Tue, 12 Dec 2006
Statistical SpamAssassin
The increased amount of spam in the last few months (this month I had over 100 000 spams) made me reconsider my antispam strategy. I use a similar approach to the one described by Milan Zamazal in his article at LinuxZone: Two statistical filters (in my case BogoFilter and CRM114), each of them learned by a different method. However, with spams constructed as an excerpt from the FreeBSD mailing list, accomodated by the image with the (OCR-obfuscated) text of the spam message, this is sometimes not sufficient.
I have discovered that I can clasify those "unsure" messages just by looking at
their line in mutt's inbox view
- they have a different color telling me that my statistical filters
did not agree with each other, and from the color, the
sender's name and the Subject line, I can classify it. So I had an idea: add
a third statistical filter, learned from the From:
and Subject:
lines, mime-decoded and written in UTF-8.

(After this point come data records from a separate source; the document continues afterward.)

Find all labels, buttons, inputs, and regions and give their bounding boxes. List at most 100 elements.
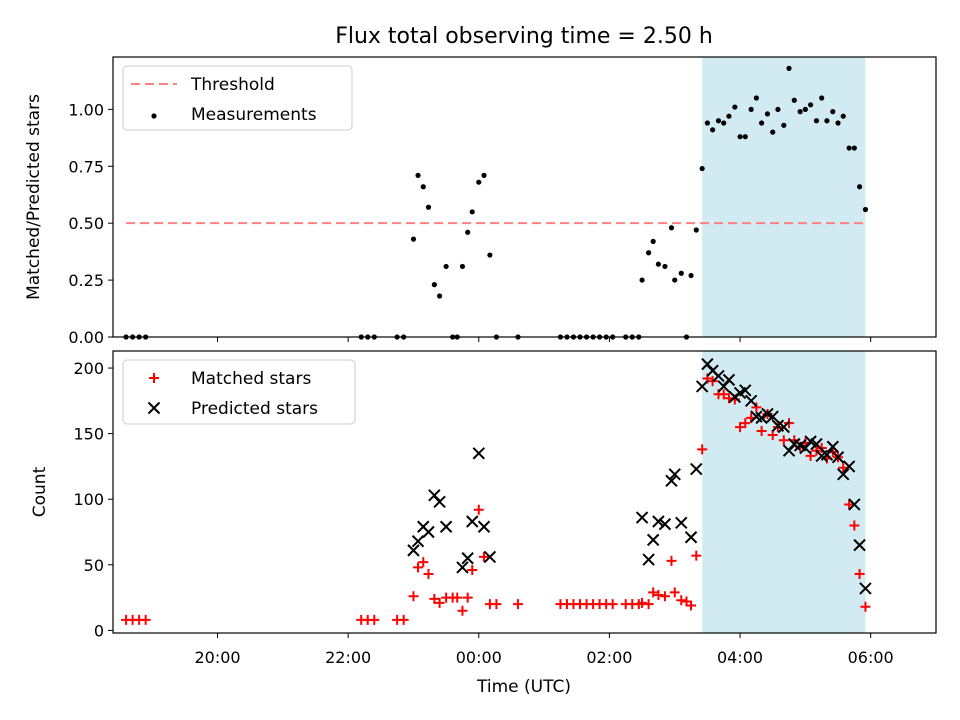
measurement-point [721, 120, 727, 126]
measurement-point [678, 270, 684, 276]
matched-star-point [423, 568, 434, 579]
legend-label: Threshold [190, 75, 275, 95]
predicted-star-point [635, 511, 649, 524]
measurement-point [650, 238, 656, 244]
legend-box [122, 65, 353, 131]
matched-star-point [457, 605, 468, 616]
predicted-star-point [658, 517, 672, 531]
predicted-star-point [665, 474, 678, 488]
matched-star-point [778, 435, 789, 446]
predicted-star-point [422, 525, 435, 539]
measurement-point [846, 145, 852, 151]
legend-label: Matched stars [191, 369, 311, 389]
x-tick-label: 04:00 [717, 648, 763, 667]
predicted-star-point [739, 384, 752, 397]
shaded-observing-window [702, 57, 866, 337]
matched-star-point [718, 389, 729, 400]
matched-star-point [413, 562, 424, 573]
y-tick-label: 50 [84, 556, 104, 575]
matched-star-point [676, 595, 687, 606]
y-tick-label: 1.00 [68, 100, 104, 119]
predicted-star-point [456, 561, 469, 574]
measurement-point [775, 106, 781, 112]
measurement-point [753, 95, 759, 101]
measurement-point [668, 225, 675, 231]
measurement-point [764, 111, 771, 117]
matched-star-point [369, 614, 380, 625]
predicted-star-point [766, 410, 779, 423]
predicted-star-point [842, 460, 856, 473]
predicted-star-point [859, 582, 872, 595]
predicted-star-point [712, 369, 725, 383]
measurement-point [748, 106, 754, 112]
measurement-point [436, 293, 443, 299]
measurement-point [699, 165, 705, 172]
matched-star-point [434, 597, 445, 608]
legend-matched-swatch [149, 373, 159, 383]
predicted-star-point [466, 515, 479, 528]
predicted-star-point [837, 468, 850, 481]
y-tick-label: 0 [94, 621, 104, 640]
legend-label: Measurements [191, 105, 317, 125]
matched-star-point [844, 499, 855, 510]
legend-predicted-swatch [147, 401, 161, 415]
measurement-point [862, 206, 869, 213]
matched-star-point [659, 591, 670, 602]
measurement-point [425, 204, 432, 210]
legend-measurement-swatch [151, 113, 157, 119]
x-tick-label: 20:00 [194, 648, 240, 667]
predicted-star-point [407, 544, 420, 557]
matched-star-point [666, 555, 677, 566]
predicted-star-point [831, 451, 845, 464]
chart-title: Flux total observing time = 2.50 h [335, 24, 713, 49]
predicted-star-point [826, 440, 840, 453]
measurement-point [856, 184, 863, 190]
predicted-star-point [642, 553, 655, 566]
matched-star-point [429, 593, 440, 604]
measurement-point [465, 229, 471, 235]
predicted-star-point [690, 462, 703, 476]
predicted-star-point [472, 447, 485, 460]
predicted-star-point [646, 533, 660, 547]
matched-star-point [512, 599, 523, 610]
predicted-star-point [820, 448, 834, 461]
legend-box [122, 359, 356, 425]
predicted-star-point [433, 495, 446, 509]
matched-star-point [691, 550, 702, 561]
x-tick-label: 22:00 [325, 648, 371, 667]
measurement-point [813, 118, 820, 124]
matched-star-point [653, 589, 664, 600]
measurement-point [807, 102, 814, 108]
measurement-point [802, 106, 808, 112]
measurement-point [688, 272, 694, 279]
measurement-point [737, 134, 743, 140]
x-tick-label: 06:00 [848, 648, 894, 667]
measurement-point [487, 252, 493, 258]
predicted-star-point [755, 411, 768, 425]
measurement-point [830, 109, 836, 115]
measurement-point [726, 113, 732, 119]
measurement-point [781, 122, 787, 128]
matched-star-point [452, 592, 463, 603]
matched-star-point [418, 557, 429, 568]
matched-star-point [473, 504, 484, 515]
matched-star-point [491, 599, 502, 610]
measurement-point [693, 227, 699, 233]
matched-star-point [648, 587, 659, 598]
y-tick-label: 0.75 [68, 157, 104, 176]
y-tick-label: 0.50 [68, 214, 104, 233]
axes-frame [112, 350, 937, 634]
predicted-star-point [675, 516, 688, 530]
x-tick-label: 00:00 [456, 648, 502, 667]
predicted-star-point [853, 538, 866, 552]
matched-star-point [408, 591, 419, 602]
measurement-point [672, 277, 678, 283]
measurement-point [770, 129, 776, 135]
matched-star-point [467, 565, 478, 576]
predicted-star-point [722, 373, 736, 387]
measurement-point [481, 172, 487, 178]
measurement-point [646, 250, 652, 256]
measurement-point [639, 277, 645, 283]
matched-star-point [849, 520, 860, 531]
measurement-point [410, 236, 417, 242]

So far it seems all messages classified by the previous filters as "unsure"
were correctly classified by my Subject+From filter.
However, there is a problem: I need to change the whole system of how my statistical filters work: I now have three filters instead of two, and I have to compute the final value from all of them (and probably automatically re-learn the one which did not agree with the rest). And I can imagine that in the future I can add more and more heuristics the same way I have added my Subject+From filter (filtering based on the first few lines of the message only, or a bayesian filter with different tokenization - making a token from the two adjacent words instead of one for defending against the text composed of randomly choosen words). So how to add more and more heuristics, some of them with the possibility of training?
SpamAssassin would probably be a first choice. However, manually adjusting the weight of SA's rules is not easy, and the result is not immediately visible. Also I have no idea about how good my statistical filters are. And the last problem - there surely is a difference when Bogofilter says "This message has probability 47.9% of being a spam" than when the probability is 0.01%. So the best way probably would be to relearn the particular statistical filters, and probably adjust the total weights of those statistical filters against each other. SpamAssassin is not good for this, because it allows binary rules only, and it allows rules with insane amount of weight (such as blacklists/whitelists).
Maybe I should use some kind of likelyhood ratio function, like in the Naive Bayes classifier, to evaluate the different heuristics or statistical methods together. [ Likelihood is a function with values from -∞ to ∞, where zero means "unsure". These values can be summed to compute the total likelihood, and multiplied by a constant to give them a different weight. ] Using this would allow me to "meta-train" the whole filter, adjusting weigths of different heuristics.
What do you think about these two ideas (Subject+From filter, and likelihood-based evaluation of different heuristics or statistical filters), my dear lazyweb? How the future spam detection software should work?